In Bhangaru Venkata Rao V/s. State of andhra Pradesh, 2009 (1) RCR (Criminal) 452, the Honble Supreme Court has held that in order to bring a case within Exception 4 of Sec.300 IPC, the aforesaid ingredients must be found. But in the instant case, the aforesaid ingredients are missing. In Ramkishan V/s. The State of Maharashtra, 2007 (1) RCR (Crl.) 614 it was held by the Supreme Court that if the accused used deadly weapons against the unarmed man and struck a blow on the head it must be held that using the blow with the knowledge that it is likely to cause death, he had taken undue advantage. In the instant case also, without there being any provocation, the appellant, who was armed with Dattar, caused two fatal injuries, one after another, on the hand and the other on the head of the deceased.
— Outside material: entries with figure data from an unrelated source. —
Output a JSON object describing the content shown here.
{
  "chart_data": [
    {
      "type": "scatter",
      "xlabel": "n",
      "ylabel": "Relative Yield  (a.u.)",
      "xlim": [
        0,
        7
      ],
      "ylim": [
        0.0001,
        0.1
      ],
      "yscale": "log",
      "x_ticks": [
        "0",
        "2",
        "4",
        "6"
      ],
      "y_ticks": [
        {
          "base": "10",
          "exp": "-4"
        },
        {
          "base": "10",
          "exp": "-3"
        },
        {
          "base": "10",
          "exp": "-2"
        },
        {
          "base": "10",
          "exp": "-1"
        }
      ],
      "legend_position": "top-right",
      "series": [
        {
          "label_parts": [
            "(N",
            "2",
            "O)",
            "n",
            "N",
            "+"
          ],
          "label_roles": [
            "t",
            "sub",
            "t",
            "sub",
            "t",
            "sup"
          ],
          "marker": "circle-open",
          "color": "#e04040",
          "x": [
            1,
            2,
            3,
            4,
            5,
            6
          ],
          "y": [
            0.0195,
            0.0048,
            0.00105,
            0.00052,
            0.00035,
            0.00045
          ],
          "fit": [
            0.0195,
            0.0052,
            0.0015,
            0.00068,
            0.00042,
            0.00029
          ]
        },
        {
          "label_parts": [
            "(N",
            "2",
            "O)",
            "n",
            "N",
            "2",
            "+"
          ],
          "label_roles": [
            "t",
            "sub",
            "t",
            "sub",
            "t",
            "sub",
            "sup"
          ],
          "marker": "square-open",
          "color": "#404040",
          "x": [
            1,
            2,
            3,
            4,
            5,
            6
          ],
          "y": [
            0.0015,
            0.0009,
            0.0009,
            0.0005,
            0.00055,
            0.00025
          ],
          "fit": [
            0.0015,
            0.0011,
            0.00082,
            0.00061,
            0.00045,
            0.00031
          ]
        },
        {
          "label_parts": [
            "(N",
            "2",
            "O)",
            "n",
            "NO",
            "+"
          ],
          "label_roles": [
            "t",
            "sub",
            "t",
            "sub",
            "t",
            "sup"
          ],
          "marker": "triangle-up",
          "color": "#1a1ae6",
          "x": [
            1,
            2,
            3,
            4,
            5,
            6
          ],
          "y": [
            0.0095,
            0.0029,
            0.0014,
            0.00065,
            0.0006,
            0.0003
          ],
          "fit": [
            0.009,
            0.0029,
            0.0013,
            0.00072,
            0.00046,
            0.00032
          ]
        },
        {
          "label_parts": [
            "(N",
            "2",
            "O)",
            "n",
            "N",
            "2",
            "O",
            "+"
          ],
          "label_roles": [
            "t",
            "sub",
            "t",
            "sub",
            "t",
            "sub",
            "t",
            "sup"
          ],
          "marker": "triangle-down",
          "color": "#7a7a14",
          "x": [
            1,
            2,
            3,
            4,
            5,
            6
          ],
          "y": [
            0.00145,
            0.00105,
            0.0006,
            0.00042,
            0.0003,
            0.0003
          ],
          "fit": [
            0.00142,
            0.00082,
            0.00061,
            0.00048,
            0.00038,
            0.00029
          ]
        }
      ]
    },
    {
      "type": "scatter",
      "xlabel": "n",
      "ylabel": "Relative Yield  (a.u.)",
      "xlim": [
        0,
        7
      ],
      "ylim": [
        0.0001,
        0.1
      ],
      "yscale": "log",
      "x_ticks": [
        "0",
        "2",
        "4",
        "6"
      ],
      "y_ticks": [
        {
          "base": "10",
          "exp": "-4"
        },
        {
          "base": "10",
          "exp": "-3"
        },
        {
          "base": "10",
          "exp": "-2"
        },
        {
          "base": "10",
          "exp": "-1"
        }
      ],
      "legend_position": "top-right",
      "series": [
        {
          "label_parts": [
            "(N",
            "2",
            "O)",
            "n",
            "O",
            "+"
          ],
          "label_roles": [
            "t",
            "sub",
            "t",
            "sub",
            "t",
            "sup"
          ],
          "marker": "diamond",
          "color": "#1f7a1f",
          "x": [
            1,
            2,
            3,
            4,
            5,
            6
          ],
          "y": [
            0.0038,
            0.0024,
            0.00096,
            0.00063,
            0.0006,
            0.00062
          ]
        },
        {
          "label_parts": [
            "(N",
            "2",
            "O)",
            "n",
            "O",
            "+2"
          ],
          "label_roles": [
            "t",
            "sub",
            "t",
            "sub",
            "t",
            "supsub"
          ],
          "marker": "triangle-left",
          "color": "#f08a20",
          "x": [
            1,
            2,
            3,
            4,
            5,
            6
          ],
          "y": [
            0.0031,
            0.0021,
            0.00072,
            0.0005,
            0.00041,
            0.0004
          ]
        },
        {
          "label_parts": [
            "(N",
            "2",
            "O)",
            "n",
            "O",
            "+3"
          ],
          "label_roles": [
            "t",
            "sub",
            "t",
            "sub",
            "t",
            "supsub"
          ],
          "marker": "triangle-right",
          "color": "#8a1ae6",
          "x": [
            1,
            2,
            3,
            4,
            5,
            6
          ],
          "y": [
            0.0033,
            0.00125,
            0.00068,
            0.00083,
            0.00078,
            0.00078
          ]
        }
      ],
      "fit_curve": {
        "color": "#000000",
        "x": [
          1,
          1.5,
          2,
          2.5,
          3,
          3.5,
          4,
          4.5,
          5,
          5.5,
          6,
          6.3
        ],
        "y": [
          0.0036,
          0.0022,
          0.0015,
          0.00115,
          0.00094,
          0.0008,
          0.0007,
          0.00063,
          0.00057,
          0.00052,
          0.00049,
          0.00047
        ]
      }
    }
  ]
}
He had also caused one injury to the injured witness Raju. Undisputedly, the deceased and eye- witness Raju were having no arms at the time of the occurrence. In these circumstances, in our opinion, the appellant had taken undue advantage of the situation and acted in an unusual manner. Therefore, the case of the appellant does not fall in Exception 4 of Sec.300 IPC and the same clearly falls under Section 300 Firstly and Secondly. In our opinion, the trial Court has rightly convicted and punished the appellant under Sections 302 and 324 IPC. 20. In view of the aforesaid discussion, we do not find any merit in this appeal and the same is hereby dismissed. 21. As the appellant is on bail, his bail bonds stand cancelled. The appellant is directed to surrender himself before the jail authorities immediately for completing remainder of sentence, failing which the concerned authority shall proceed against the appellant in accordance with law.